You know when you just have a random conversation with your partner that suddenly turns into something bigger and unexpected? Well that’s how our journey into adoption started.
One sunny afternoon in March 2021 my husband picked me up from work and on the car journey home we started talking about if we should get a third dog as one of our dogs was getting on in age and we didn’t want the younger one to be left alone suddenly. I randomly commented ‘What if we adopted a child now that we have a nicer flat?’ and to my surprise my husband didn’t even seem to hesitate or question me and just agreed we should investigate it further!
The following day I went onto our local authority’s website to see what information there was about adoption, and that’s where I found the details for our local RAA (Regional Adoption Agency). I dropped them a very brief email with general questions and within 24 hours I had a response advising me of virtual information evenings we could attend to find out more. My husband and I looked at the dates and got booked in for the first available one. Were we really doing this? After a few random discussions over the years about possibly adopting, were we finally making that first step to grow our family?

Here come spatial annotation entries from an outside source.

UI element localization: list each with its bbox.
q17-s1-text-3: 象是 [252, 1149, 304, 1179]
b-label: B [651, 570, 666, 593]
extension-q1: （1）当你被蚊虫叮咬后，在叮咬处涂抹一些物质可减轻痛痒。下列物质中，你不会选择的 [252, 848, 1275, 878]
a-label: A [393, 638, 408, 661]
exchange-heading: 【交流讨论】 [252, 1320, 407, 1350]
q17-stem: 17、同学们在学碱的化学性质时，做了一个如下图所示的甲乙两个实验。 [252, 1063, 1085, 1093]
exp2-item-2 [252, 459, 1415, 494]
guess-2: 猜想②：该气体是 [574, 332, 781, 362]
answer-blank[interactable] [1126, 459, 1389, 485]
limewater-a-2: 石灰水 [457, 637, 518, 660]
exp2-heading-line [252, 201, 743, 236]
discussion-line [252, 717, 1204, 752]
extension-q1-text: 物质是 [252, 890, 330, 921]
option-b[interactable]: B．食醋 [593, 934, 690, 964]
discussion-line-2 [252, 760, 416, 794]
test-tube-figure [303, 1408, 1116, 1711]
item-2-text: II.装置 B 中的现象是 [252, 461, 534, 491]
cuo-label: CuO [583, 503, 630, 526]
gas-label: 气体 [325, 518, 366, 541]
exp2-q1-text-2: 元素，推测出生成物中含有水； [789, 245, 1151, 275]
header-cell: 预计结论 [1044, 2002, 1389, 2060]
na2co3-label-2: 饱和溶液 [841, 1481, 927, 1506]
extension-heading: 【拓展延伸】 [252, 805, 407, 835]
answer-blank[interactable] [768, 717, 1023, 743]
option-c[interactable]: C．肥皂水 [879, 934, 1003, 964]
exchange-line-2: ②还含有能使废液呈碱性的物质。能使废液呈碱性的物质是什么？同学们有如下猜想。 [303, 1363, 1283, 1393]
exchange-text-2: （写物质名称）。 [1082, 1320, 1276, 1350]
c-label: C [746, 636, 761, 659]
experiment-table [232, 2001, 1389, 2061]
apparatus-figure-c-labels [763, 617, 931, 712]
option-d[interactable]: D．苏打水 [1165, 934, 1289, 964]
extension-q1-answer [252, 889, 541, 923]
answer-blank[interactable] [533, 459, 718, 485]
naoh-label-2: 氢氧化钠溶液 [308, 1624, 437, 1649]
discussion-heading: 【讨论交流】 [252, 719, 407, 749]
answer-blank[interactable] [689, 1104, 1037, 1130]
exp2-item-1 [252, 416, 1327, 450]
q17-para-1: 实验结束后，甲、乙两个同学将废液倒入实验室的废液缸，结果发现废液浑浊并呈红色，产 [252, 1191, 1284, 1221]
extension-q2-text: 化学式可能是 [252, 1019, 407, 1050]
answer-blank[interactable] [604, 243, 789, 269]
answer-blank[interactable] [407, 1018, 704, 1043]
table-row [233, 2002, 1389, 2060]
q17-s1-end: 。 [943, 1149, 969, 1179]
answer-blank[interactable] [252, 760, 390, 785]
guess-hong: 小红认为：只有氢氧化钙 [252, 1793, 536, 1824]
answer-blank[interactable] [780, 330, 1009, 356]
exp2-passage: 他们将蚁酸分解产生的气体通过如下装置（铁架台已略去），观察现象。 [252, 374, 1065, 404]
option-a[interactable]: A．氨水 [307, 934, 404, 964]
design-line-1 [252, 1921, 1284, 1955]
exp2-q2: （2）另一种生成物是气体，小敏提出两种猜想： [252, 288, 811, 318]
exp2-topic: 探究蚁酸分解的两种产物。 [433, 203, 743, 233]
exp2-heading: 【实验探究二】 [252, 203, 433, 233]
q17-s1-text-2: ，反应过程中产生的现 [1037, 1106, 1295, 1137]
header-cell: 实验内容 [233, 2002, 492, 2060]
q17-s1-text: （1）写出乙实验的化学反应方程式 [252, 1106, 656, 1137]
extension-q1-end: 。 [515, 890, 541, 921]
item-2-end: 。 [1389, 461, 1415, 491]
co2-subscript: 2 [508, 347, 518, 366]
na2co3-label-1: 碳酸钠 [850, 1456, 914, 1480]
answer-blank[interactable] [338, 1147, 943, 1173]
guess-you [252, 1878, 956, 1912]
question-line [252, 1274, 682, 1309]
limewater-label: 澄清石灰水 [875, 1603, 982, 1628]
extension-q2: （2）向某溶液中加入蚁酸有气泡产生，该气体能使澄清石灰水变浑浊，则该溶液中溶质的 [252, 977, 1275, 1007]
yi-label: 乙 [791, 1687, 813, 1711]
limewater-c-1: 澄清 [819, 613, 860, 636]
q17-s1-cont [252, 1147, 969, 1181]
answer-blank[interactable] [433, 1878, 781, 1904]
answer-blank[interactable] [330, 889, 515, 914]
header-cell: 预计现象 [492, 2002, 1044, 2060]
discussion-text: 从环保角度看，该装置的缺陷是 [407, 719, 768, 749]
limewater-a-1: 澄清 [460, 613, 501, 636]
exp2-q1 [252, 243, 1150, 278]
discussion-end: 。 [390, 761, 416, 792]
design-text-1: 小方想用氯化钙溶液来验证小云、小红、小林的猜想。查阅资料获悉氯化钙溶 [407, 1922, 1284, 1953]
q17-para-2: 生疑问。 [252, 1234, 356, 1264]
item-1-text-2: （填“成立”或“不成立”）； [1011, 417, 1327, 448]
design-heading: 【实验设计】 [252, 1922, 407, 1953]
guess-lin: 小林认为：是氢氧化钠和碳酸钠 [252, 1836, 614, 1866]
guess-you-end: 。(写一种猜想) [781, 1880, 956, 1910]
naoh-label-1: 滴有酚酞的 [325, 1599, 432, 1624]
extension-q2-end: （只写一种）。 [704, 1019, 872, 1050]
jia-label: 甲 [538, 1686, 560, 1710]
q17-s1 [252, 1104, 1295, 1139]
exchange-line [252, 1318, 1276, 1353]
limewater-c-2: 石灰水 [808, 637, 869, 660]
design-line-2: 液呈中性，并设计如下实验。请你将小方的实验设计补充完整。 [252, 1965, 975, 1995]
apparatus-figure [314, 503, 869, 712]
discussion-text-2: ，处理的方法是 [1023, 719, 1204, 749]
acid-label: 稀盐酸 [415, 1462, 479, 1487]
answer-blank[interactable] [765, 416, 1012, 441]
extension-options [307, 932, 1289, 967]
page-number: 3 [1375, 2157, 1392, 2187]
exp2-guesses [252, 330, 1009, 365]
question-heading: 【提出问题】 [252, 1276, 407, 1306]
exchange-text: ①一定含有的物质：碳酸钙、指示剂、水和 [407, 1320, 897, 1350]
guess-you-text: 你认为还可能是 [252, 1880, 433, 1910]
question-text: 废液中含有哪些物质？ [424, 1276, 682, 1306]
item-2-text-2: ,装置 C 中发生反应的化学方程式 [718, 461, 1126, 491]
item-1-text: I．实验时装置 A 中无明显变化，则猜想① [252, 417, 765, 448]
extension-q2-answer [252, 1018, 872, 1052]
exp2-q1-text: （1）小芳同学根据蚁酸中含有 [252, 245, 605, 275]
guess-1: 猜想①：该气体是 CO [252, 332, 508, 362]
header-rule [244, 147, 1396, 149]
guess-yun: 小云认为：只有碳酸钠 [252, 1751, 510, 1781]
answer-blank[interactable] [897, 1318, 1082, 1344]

So many thoughts and feelings flooded my body and I wanted to tell everyone what we were doing, but we both knew it made more sense to find out more information before we tell family and friends in case we decided this route or agency were not for us.
Well one information evening in May then turned into booking onto two other information evenings about specific areas of adoption and then several email conversations about registering our interest in wanting to be considered to start the process in June, and our first ‘interview’ with a social worker in July.
By the time the ‘interview’ came around we had discussed a few things with other people we knew had adopted so we had some sort of idea what to expect from the social worker, but the initial meeting felt like we were about to go into an exam that we hadn’t studied for and had no idea what sort of questions would be in it.
The ‘interview’ lasted two hours and due to the joys of technology & virtual meetings we had to put up with a lot of technical issues that made the experience a bit more stressful than we expected, and we were not sure if everything we wanted to say had come across properly. The social worker told us she had to take the information to her team meeting the following week and then would meet with us again to let us know if we would be starting stage 1 or if we needed to go away and do more before we can start.
Sadly, when the social worker came back to us, she informed us that the team had decided we needed to spend a few months sorting out some things and then they would consider us again. Obviously, all sorts of emotions were running through our heads at this news, but the biggest thing was that some of the areas that were raised were actually the result of incorrect information being taken by the social worker due to the technical issues, so the team didn’t have a real view of us and our background.
We arranged a meeting with the manager of the team our social worker was with, and the social worker who interviewed us, and we went through all the areas of concern and where information had been perceived incorrectly. The manager agreed that we were in a better position than originally thought but wanted us to spend three months working on a couple of things and then she would make a fresh decision.
Obviously, this was not the outcome we had hoped for, but we had a clear plan of what needed to be done to move forward. Three months is nothing in the long run really, is it?